髙部寛仁社長
三井化学タイランド(MCTH、髙部寛仁社長)は、マーケティングの域内ハブを担いながら、グループ製品を各市場に浸透させる。成長性のある「ICT」「モビリティ」「ライフ&ヘルスケア」を重点領域とし、機能性素材を供給する。各国の経済発展を背景に、今後はファインケミカル製品の商機も拡大すると見て、市場ニーズの探索を強化していく。
主力製品のうち、機能性樹脂「アドマー」は複数の領域で拡大の余地がある。包装材料向けのコンバーティングソリューションを含むICT領域では、食品包材などのモノマテリアル(単一素材)化に必要な接着層としてアドマーを提案している。ブランドオーナーやコンバーターが欧米向けの商品に採用するほか、地場市場向け商品への使用も増えてきている。モノマテリアルに対し「タフマーなど複数素材を提供できることが強み」(髙部社長)だ。
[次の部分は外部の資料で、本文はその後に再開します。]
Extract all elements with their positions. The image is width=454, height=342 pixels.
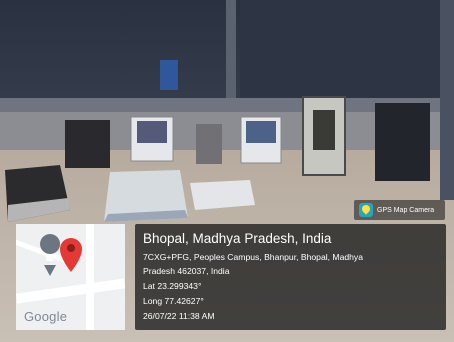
google-logo: Google: [24, 309, 68, 324]
datetime: 26/07/22 11:38 AM: [143, 311, 215, 321]
jar-content: [313, 110, 335, 150]
latitude: Lat 23.299343°: [143, 281, 202, 291]
map-thumbnail: Google: [16, 224, 125, 330]
photo-frame: GPS Map Camera Google Bhopal, Madhya Pra…: [0, 0, 454, 342]
specimen-3: [246, 121, 276, 143]
gps-map-camera-badge: GPS Map Camera: [354, 200, 445, 220]
right-wall: [440, 0, 454, 200]
specimen-1: [137, 121, 167, 143]
badge-label: GPS Map Camera: [377, 206, 435, 214]
location-title: Bhopal, Madhya Pradesh, India: [143, 231, 332, 246]
dark-box-left: [65, 120, 110, 168]
blue-object: [160, 60, 178, 90]
address-line-2: Pradesh 462037, India: [143, 266, 230, 276]
place-marker-icon: [40, 234, 61, 276]
address-line-1: 7CXG+PFG, Peoples Campus, Bhanpur, Bhopa…: [143, 252, 363, 262]
specimen-stand-2: [196, 124, 222, 164]
longitude: Long 77.42627°: [143, 296, 204, 306]
right-window: [240, 0, 440, 100]
shelf-edge: [0, 98, 440, 112]
gps-map-camera-app-icon: [359, 203, 373, 217]
location-pin-icon: [60, 238, 82, 272]
papers-right: [190, 180, 255, 210]
location-info-panel: Bhopal, Madhya Pradesh, India 7CXG+PFG, …: [135, 224, 446, 330]
dark-case: [375, 103, 430, 181]
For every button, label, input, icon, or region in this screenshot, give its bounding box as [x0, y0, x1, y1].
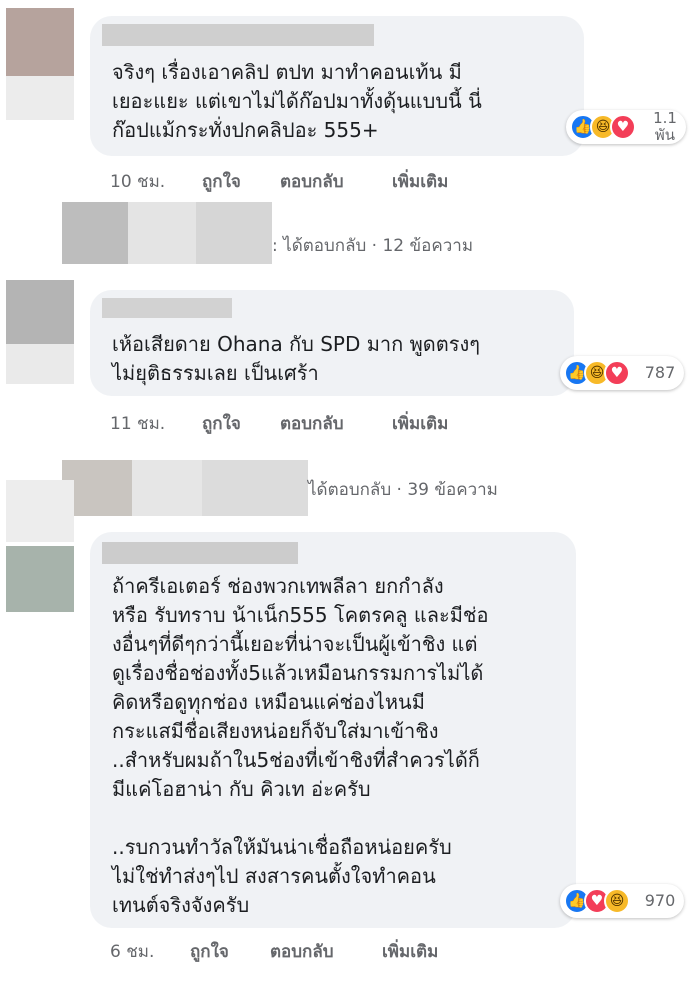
comment-actions: 11 ชม. ถูกใจ ตอบกลับ เพิ่มเติม	[110, 410, 490, 434]
view-replies-link[interactable]: : ได้ตอบกลับ · 12 ข้อความ	[272, 232, 473, 259]
comment-text-line: ..รบกวนทำวัลให้มันน่าเชื่อถือหน่อยครับ	[112, 835, 452, 859]
comment-text-line: ก๊อปแม้กระทั่งปกคลิปอะ 555+	[112, 118, 379, 142]
like-link[interactable]: ถูกใจ	[202, 410, 241, 437]
comment-time[interactable]: 11 ชม.	[110, 410, 165, 437]
comment-text-line: กระแสมีชื่อเสียงหน่อยก็จับใส่มาเข้าชิง	[112, 719, 439, 743]
like-link[interactable]: ถูกใจ	[190, 938, 229, 965]
comment-text-line: ไม่ยุติธรรมเลย เป็นเศร้า	[112, 361, 319, 385]
more-link[interactable]: เพิ่มเติม	[392, 410, 448, 437]
avatar[interactable]	[6, 8, 74, 76]
avatar-shadow	[6, 344, 74, 384]
reply-avatar-1	[62, 202, 128, 264]
comment-text-line: จริงๆ เรื่องเอาคลิป ตปท มาทำคอนเท้น มี	[112, 60, 462, 84]
love-icon: ♥	[604, 360, 630, 386]
avatar[interactable]	[6, 546, 74, 612]
reaction-count: 1.1 พัน	[653, 109, 677, 144]
comment-text-line: หรือ รับทราบ น้าเน็ก555 โคตรคลู และมีช่อ	[112, 603, 489, 627]
comment-text-line: ถ้าครีเอเตอร์ ช่องพวกเทพลีลา ยกกำลัง	[112, 574, 444, 598]
comment-bubble: จริงๆ เรื่องเอาคลิป ตปท มาทำคอนเท้น มี เ…	[90, 16, 584, 156]
reply-avatar-2	[196, 202, 272, 264]
reaction-summary[interactable]: 👍 😆 ♥ 1.1 พัน	[566, 110, 686, 144]
comment-time[interactable]: 6 ชม.	[110, 938, 154, 965]
reply-link[interactable]: ตอบกลับ	[270, 938, 334, 965]
comment-bubble: ถ้าครีเอเตอร์ ช่องพวกเทพลีลา ยกกำลัง หรื…	[90, 532, 576, 928]
haha-icon: 😆	[604, 888, 630, 914]
comment-text-line: ดูเรื่องชื่อช่องทั้ง5แล้วเหมือนกรรมการไม…	[112, 661, 484, 685]
reply-label: ได้ตอบกลับ · 12 ข้อความ	[283, 236, 474, 256]
comment-text-line: เห้อเสียดาย Ohana กับ SPD มาก พูดตรงๆ	[112, 332, 481, 356]
more-link[interactable]: เพิ่มเติม	[382, 938, 438, 965]
comment-time[interactable]: 10 ชม.	[110, 168, 165, 195]
comment-text-line: ไม่ใช่ทำส่งๆไป สงสารคนตั้งใจทำคอน	[112, 864, 436, 888]
reaction-count: 970	[644, 891, 676, 910]
comment-actions: 6 ชม. ถูกใจ ตอบกลับ เพิ่มเติม	[110, 938, 490, 962]
more-link[interactable]: เพิ่มเติม	[392, 168, 448, 195]
comment-actions: 10 ชม. ถูกใจ ตอบกลับ เพิ่มเติม	[110, 168, 490, 192]
avatar[interactable]	[6, 280, 74, 344]
comment-text-line: คิดหรือดูทุกช่อง เหมือนแค่ช่องไหนมี	[112, 690, 425, 714]
reply-link[interactable]: ตอบกลับ	[280, 168, 344, 195]
comment-bubble: เห้อเสียดาย Ohana กับ SPD มาก พูดตรงๆ ไม…	[90, 290, 574, 396]
avatar-shadow	[6, 76, 74, 120]
comment-text-line: เทนต์จริงจังครับ	[112, 893, 250, 917]
reply-link[interactable]: ตอบกลับ	[280, 410, 344, 437]
avatar-shadow	[6, 480, 74, 542]
commenter-name[interactable]	[102, 298, 232, 318]
reply-avatars[interactable]	[62, 460, 308, 516]
view-replies-link[interactable]: ได้ตอบกลับ · 39 ข้อความ	[308, 476, 498, 503]
reply-avatar-2	[202, 460, 308, 516]
love-icon: ♥	[610, 114, 636, 140]
comment-text-line: ..สำหรับผมถ้าใน5ช่องที่เข้าชิงที่สำควรได…	[112, 748, 480, 772]
reaction-count: 787	[644, 363, 676, 382]
reaction-summary[interactable]: 👍 😆 ♥ 787	[560, 356, 684, 390]
reply-avatars[interactable]	[62, 202, 272, 264]
comment-text-line: งอื่นๆที่ดีๆกว่านี้เยอะที่น่าจะเป็นผู้เข…	[112, 632, 478, 656]
reaction-summary[interactable]: 👍 ♥ 😆 970	[560, 884, 684, 918]
commenter-name[interactable]	[102, 24, 374, 46]
commenter-name[interactable]	[102, 542, 298, 564]
reply-prefix: :	[272, 236, 278, 256]
like-link[interactable]: ถูกใจ	[202, 168, 241, 195]
comment-text-line: เยอะแยะ แต่เขาไม่ได้ก๊อปมาทั้งดุ้นแบบนี้…	[112, 89, 482, 113]
comment-text-line: มีแค่โอฮาน่า กับ คิวเท อ่ะครับ	[112, 777, 371, 801]
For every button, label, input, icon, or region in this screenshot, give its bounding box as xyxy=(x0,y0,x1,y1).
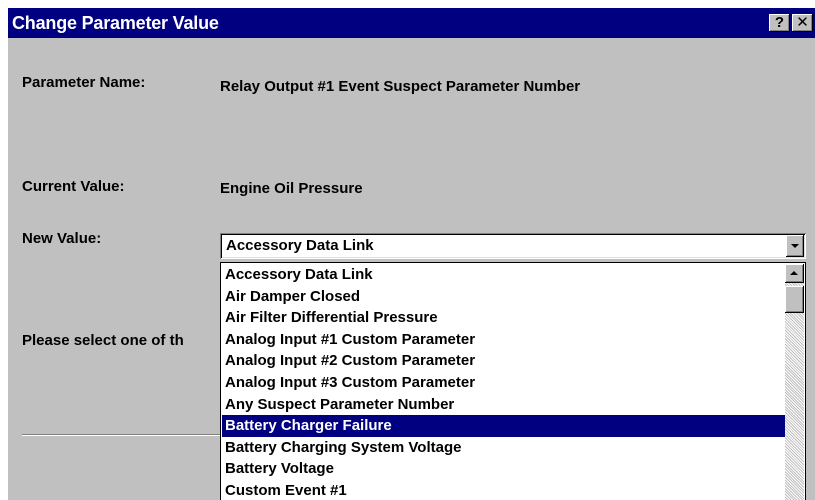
list-item[interactable]: Air Damper Closed xyxy=(222,286,788,308)
dropdown-toggle-button[interactable] xyxy=(786,235,804,257)
new-value-combobox[interactable]: Accessory Data Link xyxy=(220,233,806,259)
parameter-name-label: Parameter Name: xyxy=(22,74,146,91)
separator xyxy=(22,434,222,436)
dropdown-items: Accessory Data Link Air Damper Closed Ai… xyxy=(222,264,788,500)
chevron-up-icon xyxy=(790,271,798,275)
list-item[interactable]: Battery Voltage xyxy=(222,458,788,480)
current-value-value: Engine Oil Pressure xyxy=(220,180,363,197)
help-button[interactable]: ? xyxy=(769,14,790,32)
dropdown-list[interactable]: Accessory Data Link Air Damper Closed Ai… xyxy=(220,262,806,500)
vertical-scrollbar[interactable] xyxy=(785,264,804,500)
close-icon: ✕ xyxy=(796,14,809,31)
close-button[interactable]: ✕ xyxy=(792,14,813,32)
change-parameter-dialog: Change Parameter Value ? ✕ Parameter Nam… xyxy=(8,8,815,500)
title-bar[interactable]: Change Parameter Value ? ✕ xyxy=(8,8,815,38)
list-item[interactable]: Accessory Data Link xyxy=(222,264,788,286)
list-item[interactable]: Analog Input #3 Custom Parameter xyxy=(222,372,788,394)
list-item[interactable]: Battery Charging System Voltage xyxy=(222,437,788,459)
list-item-selected[interactable]: Battery Charger Failure xyxy=(222,415,788,437)
chevron-down-icon xyxy=(791,244,799,248)
parameter-name-value: Relay Output #1 Event Suspect Parameter … xyxy=(220,78,581,95)
scrollbar-thumb[interactable] xyxy=(785,286,804,313)
combobox-selected-text: Accessory Data Link xyxy=(226,237,374,254)
list-item[interactable]: Any Suspect Parameter Number xyxy=(222,394,788,416)
list-item[interactable]: Air Filter Differential Pressure xyxy=(222,307,788,329)
list-item[interactable]: Analog Input #1 Custom Parameter xyxy=(222,329,788,351)
new-value-label: New Value: xyxy=(22,230,102,247)
instruction-text: Please select one of th xyxy=(22,332,184,349)
list-item[interactable]: Custom Event #1 xyxy=(222,480,788,500)
dialog-title: Change Parameter Value xyxy=(12,13,219,33)
list-item[interactable]: Analog Input #2 Custom Parameter xyxy=(222,350,788,372)
current-value-label: Current Value: xyxy=(22,178,125,195)
scroll-up-button[interactable] xyxy=(785,264,804,283)
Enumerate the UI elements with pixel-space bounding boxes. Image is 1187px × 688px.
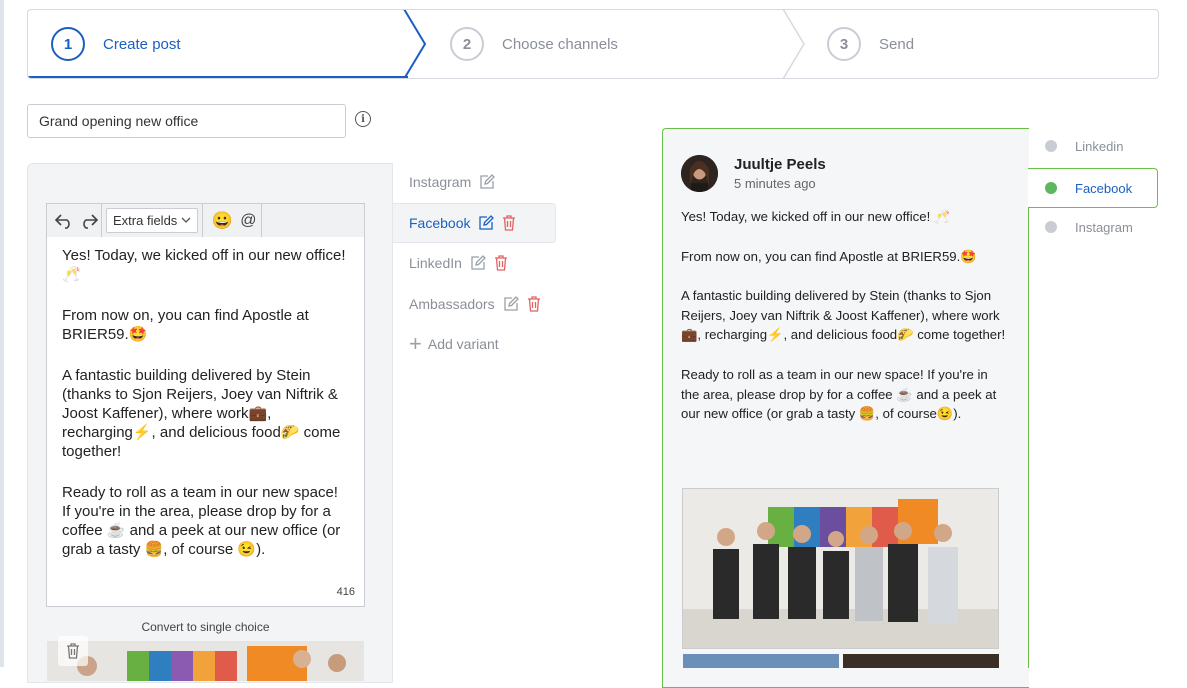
- step-number: 1: [51, 27, 85, 61]
- edit-icon[interactable]: [503, 296, 519, 312]
- extra-fields-label: Extra fields: [113, 213, 178, 228]
- step-send[interactable]: 3 Send: [827, 26, 914, 62]
- post-preview-text: Yes! Today, we kicked off in our new off…: [681, 207, 1006, 444]
- toolbar-divider: [101, 204, 102, 237]
- edit-icon[interactable]: [478, 215, 495, 231]
- trash-icon[interactable]: [502, 215, 516, 231]
- trash-icon[interactable]: [494, 255, 508, 271]
- variant-label: Facebook: [409, 215, 471, 231]
- preview-border: [1028, 208, 1029, 668]
- redo-icon[interactable]: [77, 203, 101, 238]
- edit-icon[interactable]: [470, 255, 486, 271]
- post-preview-image: [683, 654, 839, 668]
- post-timestamp: 5 minutes ago: [734, 176, 816, 191]
- post-author-name: Juultje Peels: [734, 156, 826, 173]
- channel-tab-instagram[interactable]: Instagram: [1028, 207, 1158, 247]
- channel-label: Facebook: [1075, 180, 1133, 196]
- post-preview-image: [843, 654, 999, 668]
- add-variant-button[interactable]: + Add variant: [409, 331, 499, 356]
- step-choose-channels[interactable]: 2 Choose channels: [450, 26, 618, 62]
- step-label: Send: [879, 35, 915, 53]
- variant-label: LinkedIn: [409, 255, 462, 271]
- channel-tab-linkedin[interactable]: Linkedin: [1028, 126, 1158, 166]
- step-number: 3: [827, 27, 861, 61]
- post-preview-image: [682, 488, 999, 649]
- toolbar-divider: [202, 204, 204, 237]
- undo-icon[interactable]: [51, 203, 77, 238]
- step-label: Create post: [103, 35, 181, 53]
- info-icon[interactable]: i: [355, 111, 371, 127]
- plus-icon: +: [409, 331, 422, 356]
- preview-paragraph: A fantastic building delivered by Stein …: [681, 288, 1006, 343]
- edit-icon[interactable]: [479, 174, 496, 190]
- channel-label: Instagram: [1075, 219, 1133, 235]
- editor-paragraph: Yes! Today, we kicked off in our new off…: [62, 247, 346, 283]
- convert-to-single-choice-link[interactable]: Convert to single choice: [46, 620, 365, 634]
- channel-status-dot: [1045, 221, 1057, 233]
- step-number: 2: [450, 27, 484, 61]
- variant-label: Ambassadors: [409, 296, 495, 312]
- step-divider-1: [403, 10, 427, 78]
- wizard-stepper: 1 Create post 2 Choose channels 3 Send: [27, 9, 1159, 79]
- chevron-down-icon: [181, 215, 191, 227]
- channel-label: Linkedin: [1075, 138, 1124, 154]
- step-label: Choose channels: [502, 35, 618, 53]
- at-icon[interactable]: @: [235, 203, 261, 238]
- trash-icon[interactable]: [527, 296, 541, 312]
- trash-icon[interactable]: [58, 636, 88, 666]
- channel-status-dot: [1045, 182, 1057, 194]
- channel-tab-facebook[interactable]: Facebook: [1028, 168, 1158, 208]
- extra-fields-dropdown[interactable]: Extra fields: [106, 208, 199, 233]
- emoji-icon[interactable]: 😀: [209, 203, 235, 238]
- avatar: [681, 155, 718, 192]
- variant-label: Instagram: [409, 174, 472, 190]
- preview-paragraph: From now on, you can find Apostle at BRI…: [681, 248, 977, 264]
- editor-paragraph: Ready to roll as a team in our new space…: [62, 484, 341, 558]
- active-step-underline: [28, 76, 408, 78]
- editor-paragraph: From now on, you can find Apostle at BRI…: [62, 307, 309, 343]
- step-create-post[interactable]: 1 Create post: [51, 26, 181, 62]
- step-divider-2: [782, 10, 805, 78]
- variant-linkedin[interactable]: LinkedIn: [393, 243, 508, 283]
- add-variant-label: Add variant: [427, 336, 499, 352]
- preview-paragraph: Ready to roll as a team in our new space…: [681, 366, 997, 422]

モビリティ領域では、車両の軽量化をキーワードに各種製品の提案を進めている。アドマーがガソリンタンクなどに採用されているほか、熱可塑性エラストマー「ミラストマー」や合成ゴム「三井EPT」といったオレフィン系素材の受注拡大を狙う。また、自動車関連の試作・設計支援を行うアークとも協働体制を敷いている。
ライフ&ヘルスケア領域では、三井化学が有するファインケミカル関連技術とASEAN域内のニーズをつなぎ合わせる事業の種まきに力を注ぐ。例えば、防カビ剤やヘアカラー向け成分などは、生活水準の向上に伴って需要拡大が期待できる分野。「地域発信型の事業機会を見つけていく」(同)。
MCTHは域内のハブ機能として、重点領域や新規分野のマーケティングについて、シンガポールの三井化学アジアパシフィック(MCAP)とも連携している。大規模展示会でグループのコーディネーター役を担い、インハウスセミナーも開催している。